One of the representatives is the DeFi Education Fund that Uniswap is mainly responsible for funding. The organization was formerly known as the DeFi Political Defense Fund. In June, it obtained 1 million UNI funding through the Uniswap community vote to engage in legal analysis, policy advocacy, and information transmission. The chief legal officer of several leading DeFi projects such as Uniswap, Aave, and Compound also participates in the specific operations of the organization, thereby promoting policy formulation that can represent the interests and positions of millions of DeFi users.
Recently, YFI founder Andre Cronje and others also initiated a proposal to fund 1 million US dollars for the DeFi legal advocacy organization LeXpunK_DAO, and hinted that Curve and SushiSwap will also participate in it to promote a series of constructive activities in the DeFi industry, such as launching a landmark position. Documents, provide DeFi developers with legal defense against regulatory litigation, and propose “safe harbor” legislation to legitimize key aspects of DeFi.

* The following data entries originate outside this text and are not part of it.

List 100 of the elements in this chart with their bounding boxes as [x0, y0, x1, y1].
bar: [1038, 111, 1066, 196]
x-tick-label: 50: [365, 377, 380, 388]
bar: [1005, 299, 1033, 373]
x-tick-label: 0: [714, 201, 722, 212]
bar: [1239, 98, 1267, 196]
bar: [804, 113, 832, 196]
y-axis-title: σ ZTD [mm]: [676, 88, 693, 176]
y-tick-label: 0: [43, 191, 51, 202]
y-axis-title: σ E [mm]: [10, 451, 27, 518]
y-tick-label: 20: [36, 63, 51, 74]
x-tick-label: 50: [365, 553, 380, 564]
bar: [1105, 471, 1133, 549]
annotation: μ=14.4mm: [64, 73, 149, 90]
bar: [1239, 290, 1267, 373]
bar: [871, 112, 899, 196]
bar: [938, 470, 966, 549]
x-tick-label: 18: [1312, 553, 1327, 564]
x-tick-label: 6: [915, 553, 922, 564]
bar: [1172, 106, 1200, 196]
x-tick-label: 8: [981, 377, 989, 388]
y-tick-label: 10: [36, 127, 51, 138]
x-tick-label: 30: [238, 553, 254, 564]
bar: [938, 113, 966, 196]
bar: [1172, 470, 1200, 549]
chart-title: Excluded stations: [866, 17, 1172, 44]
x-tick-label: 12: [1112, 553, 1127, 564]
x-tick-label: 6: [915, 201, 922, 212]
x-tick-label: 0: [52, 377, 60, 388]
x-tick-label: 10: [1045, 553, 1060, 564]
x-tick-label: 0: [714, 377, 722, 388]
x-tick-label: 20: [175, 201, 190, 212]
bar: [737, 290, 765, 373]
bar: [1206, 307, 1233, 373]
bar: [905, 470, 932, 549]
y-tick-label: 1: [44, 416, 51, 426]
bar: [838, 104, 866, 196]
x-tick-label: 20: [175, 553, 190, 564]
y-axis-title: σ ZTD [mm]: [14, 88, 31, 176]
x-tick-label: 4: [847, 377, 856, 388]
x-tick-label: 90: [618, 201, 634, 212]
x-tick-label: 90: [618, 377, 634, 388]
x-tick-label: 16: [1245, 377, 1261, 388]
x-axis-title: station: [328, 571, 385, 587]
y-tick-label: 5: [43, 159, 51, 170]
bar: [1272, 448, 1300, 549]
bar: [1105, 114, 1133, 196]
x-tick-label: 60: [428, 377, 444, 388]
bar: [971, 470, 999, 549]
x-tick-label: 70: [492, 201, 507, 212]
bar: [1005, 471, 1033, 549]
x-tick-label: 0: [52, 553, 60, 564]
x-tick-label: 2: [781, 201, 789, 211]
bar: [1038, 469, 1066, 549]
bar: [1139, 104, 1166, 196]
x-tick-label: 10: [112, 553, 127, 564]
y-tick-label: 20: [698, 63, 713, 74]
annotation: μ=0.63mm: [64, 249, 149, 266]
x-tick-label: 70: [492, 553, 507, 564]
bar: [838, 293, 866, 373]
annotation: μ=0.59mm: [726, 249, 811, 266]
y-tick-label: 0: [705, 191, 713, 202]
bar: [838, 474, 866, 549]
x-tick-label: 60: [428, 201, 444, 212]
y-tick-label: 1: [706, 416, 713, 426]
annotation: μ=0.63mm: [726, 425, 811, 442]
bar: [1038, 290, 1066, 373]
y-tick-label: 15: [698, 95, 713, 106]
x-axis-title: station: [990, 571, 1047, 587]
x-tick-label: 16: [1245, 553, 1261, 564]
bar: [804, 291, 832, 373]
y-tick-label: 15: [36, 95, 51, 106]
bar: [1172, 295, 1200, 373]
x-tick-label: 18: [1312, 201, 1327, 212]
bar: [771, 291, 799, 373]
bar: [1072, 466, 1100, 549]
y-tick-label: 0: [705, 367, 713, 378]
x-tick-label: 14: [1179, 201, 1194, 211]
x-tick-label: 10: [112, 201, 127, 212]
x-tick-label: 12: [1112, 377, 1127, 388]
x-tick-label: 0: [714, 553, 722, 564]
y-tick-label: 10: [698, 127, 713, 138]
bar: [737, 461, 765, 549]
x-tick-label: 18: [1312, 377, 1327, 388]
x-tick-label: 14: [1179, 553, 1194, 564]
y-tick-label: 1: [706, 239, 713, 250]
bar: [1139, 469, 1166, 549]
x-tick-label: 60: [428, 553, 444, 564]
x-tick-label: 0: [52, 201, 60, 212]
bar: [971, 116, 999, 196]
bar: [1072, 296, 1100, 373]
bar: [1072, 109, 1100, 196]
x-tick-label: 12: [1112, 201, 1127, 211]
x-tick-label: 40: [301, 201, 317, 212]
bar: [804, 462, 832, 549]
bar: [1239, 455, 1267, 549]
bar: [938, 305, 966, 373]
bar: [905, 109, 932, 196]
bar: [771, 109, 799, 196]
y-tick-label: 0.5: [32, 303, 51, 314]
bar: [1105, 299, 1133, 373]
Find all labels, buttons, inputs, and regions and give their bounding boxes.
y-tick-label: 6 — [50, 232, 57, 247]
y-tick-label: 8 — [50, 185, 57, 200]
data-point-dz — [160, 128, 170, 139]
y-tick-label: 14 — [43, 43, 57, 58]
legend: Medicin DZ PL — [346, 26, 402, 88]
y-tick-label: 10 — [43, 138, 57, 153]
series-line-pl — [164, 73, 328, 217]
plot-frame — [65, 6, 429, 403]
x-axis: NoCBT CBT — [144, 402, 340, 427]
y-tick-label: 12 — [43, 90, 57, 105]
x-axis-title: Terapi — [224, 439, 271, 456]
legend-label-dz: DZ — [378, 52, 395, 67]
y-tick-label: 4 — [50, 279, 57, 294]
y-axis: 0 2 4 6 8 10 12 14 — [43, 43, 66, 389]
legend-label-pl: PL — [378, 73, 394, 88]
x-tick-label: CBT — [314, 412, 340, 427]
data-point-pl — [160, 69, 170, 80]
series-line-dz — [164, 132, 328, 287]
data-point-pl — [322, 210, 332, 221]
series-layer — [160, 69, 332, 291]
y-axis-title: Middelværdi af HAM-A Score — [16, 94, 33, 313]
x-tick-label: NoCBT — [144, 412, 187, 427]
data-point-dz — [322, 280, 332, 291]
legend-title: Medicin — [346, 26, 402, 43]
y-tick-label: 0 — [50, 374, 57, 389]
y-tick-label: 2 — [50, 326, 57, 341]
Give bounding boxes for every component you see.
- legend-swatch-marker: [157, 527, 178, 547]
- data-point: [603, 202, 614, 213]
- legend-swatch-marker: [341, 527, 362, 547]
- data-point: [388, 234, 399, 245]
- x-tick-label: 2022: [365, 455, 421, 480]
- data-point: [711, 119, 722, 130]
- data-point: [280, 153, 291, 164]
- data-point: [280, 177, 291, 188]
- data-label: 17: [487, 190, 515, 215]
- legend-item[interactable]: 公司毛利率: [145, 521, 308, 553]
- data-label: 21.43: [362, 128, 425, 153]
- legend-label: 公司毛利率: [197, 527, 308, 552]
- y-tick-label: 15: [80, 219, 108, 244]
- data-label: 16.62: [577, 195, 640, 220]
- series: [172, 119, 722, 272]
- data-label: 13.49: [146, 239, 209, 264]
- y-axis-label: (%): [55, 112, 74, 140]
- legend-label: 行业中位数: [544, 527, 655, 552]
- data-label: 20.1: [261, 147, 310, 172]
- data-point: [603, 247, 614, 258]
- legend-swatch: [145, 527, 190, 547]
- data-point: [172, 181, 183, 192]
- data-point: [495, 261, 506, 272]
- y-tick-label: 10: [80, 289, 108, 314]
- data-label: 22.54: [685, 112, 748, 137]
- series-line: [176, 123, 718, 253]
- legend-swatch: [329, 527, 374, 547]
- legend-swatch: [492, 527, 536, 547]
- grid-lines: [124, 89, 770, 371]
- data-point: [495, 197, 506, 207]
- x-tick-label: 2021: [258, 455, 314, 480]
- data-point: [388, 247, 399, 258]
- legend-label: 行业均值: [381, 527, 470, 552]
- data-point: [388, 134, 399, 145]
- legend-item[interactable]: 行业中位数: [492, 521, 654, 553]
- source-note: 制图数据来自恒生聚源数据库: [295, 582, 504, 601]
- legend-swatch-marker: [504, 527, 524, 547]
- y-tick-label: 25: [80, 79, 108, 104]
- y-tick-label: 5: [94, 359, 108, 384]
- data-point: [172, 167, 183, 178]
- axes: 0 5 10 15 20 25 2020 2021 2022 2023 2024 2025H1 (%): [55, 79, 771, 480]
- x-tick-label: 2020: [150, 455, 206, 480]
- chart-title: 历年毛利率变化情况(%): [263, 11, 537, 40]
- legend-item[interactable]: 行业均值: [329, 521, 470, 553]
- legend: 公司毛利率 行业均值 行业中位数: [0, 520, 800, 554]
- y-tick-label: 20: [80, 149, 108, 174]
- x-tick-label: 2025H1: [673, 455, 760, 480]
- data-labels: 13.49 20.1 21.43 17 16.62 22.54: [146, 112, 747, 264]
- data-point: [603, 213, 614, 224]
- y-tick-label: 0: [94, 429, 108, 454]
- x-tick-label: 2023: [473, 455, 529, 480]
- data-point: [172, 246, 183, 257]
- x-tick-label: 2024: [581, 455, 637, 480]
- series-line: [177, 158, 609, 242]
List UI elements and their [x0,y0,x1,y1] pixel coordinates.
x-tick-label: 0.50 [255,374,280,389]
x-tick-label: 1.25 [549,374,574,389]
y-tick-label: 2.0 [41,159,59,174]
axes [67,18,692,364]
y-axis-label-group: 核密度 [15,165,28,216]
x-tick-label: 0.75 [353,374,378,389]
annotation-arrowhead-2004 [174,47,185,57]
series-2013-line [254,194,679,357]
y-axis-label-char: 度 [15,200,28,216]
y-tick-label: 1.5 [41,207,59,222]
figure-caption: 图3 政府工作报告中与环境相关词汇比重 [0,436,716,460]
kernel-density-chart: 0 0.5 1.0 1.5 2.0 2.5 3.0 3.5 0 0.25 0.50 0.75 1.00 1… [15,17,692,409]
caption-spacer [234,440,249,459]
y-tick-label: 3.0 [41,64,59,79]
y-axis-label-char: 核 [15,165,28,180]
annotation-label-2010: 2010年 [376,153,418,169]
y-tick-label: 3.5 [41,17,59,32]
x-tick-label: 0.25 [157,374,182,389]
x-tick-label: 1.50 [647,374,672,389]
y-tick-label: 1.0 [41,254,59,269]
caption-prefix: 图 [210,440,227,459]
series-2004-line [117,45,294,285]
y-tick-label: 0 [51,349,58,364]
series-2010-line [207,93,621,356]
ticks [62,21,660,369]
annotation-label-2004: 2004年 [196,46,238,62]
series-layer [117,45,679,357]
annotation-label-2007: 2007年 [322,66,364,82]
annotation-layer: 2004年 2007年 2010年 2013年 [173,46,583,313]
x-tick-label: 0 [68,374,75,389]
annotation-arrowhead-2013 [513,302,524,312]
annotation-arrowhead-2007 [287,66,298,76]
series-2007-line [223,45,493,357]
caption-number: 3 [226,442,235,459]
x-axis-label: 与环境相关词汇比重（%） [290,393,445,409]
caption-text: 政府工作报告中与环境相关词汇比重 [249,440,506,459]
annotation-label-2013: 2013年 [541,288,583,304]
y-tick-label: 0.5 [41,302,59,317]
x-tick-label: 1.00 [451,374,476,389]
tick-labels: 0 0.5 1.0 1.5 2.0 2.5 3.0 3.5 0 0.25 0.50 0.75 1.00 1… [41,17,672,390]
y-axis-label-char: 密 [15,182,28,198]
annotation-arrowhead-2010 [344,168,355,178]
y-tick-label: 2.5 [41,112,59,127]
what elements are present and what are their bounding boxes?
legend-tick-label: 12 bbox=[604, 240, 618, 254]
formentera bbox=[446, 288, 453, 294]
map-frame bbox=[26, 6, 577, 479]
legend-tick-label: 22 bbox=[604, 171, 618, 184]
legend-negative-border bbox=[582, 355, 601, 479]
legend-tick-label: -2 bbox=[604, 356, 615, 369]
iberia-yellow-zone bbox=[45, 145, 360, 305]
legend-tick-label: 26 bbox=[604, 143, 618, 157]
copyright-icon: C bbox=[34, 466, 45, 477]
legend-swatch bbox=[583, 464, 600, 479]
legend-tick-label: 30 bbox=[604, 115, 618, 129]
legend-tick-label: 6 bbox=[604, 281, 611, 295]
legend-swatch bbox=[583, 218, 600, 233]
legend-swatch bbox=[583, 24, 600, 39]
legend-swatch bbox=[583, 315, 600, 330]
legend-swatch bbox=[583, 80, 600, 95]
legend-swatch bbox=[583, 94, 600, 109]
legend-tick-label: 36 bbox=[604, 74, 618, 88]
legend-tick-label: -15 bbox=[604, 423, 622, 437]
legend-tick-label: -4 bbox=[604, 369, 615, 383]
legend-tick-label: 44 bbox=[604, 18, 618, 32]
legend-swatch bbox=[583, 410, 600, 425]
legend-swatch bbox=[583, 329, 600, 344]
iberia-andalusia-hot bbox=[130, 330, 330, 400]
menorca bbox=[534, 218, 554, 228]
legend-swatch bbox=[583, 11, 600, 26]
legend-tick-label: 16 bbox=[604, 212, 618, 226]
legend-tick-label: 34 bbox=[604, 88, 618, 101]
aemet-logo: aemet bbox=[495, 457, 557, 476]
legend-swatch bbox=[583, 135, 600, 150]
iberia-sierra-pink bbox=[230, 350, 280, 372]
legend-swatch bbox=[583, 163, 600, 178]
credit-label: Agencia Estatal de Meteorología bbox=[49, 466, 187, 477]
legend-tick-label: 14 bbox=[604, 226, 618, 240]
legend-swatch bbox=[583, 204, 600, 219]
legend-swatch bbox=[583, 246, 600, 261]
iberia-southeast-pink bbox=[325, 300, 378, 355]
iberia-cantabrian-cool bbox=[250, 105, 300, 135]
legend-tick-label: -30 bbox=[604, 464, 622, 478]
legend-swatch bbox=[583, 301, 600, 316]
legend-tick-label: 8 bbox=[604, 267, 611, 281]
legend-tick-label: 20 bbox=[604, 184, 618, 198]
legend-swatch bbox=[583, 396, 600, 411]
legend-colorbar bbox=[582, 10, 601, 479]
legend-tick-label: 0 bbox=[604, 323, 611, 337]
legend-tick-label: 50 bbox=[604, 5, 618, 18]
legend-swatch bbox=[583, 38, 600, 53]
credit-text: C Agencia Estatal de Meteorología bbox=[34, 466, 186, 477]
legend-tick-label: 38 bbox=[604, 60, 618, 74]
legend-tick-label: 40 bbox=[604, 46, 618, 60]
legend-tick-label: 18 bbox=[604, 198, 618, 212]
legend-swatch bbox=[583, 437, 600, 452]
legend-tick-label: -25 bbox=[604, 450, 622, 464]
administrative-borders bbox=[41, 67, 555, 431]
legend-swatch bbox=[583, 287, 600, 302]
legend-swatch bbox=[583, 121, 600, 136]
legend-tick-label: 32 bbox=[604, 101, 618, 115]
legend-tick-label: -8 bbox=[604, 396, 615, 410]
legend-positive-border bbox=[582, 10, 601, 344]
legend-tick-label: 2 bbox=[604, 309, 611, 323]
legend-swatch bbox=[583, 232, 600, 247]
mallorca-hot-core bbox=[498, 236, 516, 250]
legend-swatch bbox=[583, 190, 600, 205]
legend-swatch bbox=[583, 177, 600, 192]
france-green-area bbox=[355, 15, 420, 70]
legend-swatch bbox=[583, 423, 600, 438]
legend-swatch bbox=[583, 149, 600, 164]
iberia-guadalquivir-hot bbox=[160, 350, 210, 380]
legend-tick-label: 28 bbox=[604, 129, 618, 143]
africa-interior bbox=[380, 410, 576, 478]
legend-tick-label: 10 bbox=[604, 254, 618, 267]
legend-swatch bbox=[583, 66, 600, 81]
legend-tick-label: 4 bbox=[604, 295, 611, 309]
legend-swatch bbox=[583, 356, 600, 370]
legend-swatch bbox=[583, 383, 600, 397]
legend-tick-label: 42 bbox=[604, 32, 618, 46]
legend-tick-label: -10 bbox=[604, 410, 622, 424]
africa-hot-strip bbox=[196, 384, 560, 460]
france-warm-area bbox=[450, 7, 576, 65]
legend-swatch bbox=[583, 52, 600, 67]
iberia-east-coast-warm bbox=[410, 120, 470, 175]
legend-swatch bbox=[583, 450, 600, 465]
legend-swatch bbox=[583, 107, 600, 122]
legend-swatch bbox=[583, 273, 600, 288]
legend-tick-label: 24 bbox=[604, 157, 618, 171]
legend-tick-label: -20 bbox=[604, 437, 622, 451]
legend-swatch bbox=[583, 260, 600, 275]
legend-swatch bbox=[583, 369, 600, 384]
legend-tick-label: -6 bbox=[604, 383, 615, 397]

Overall, the U.S. regulatory situation on the crypto industry has become more apparent, but in the eyes of most KOLs in the crypto industry, many U.S. regulatory agencies and lawmakers have rushed to formulate operational difficulties when they are not familiar with the operation mechanism of the crypto market. Policies that are large and harmful to the industry are not conducive to the development of the encryption industry and do not meet the goals of policy formulation.
With the all-round start of the defense war from all walks of life in the crypto market, the future trend of the U.S. crypto regulatory industry deserves further attention.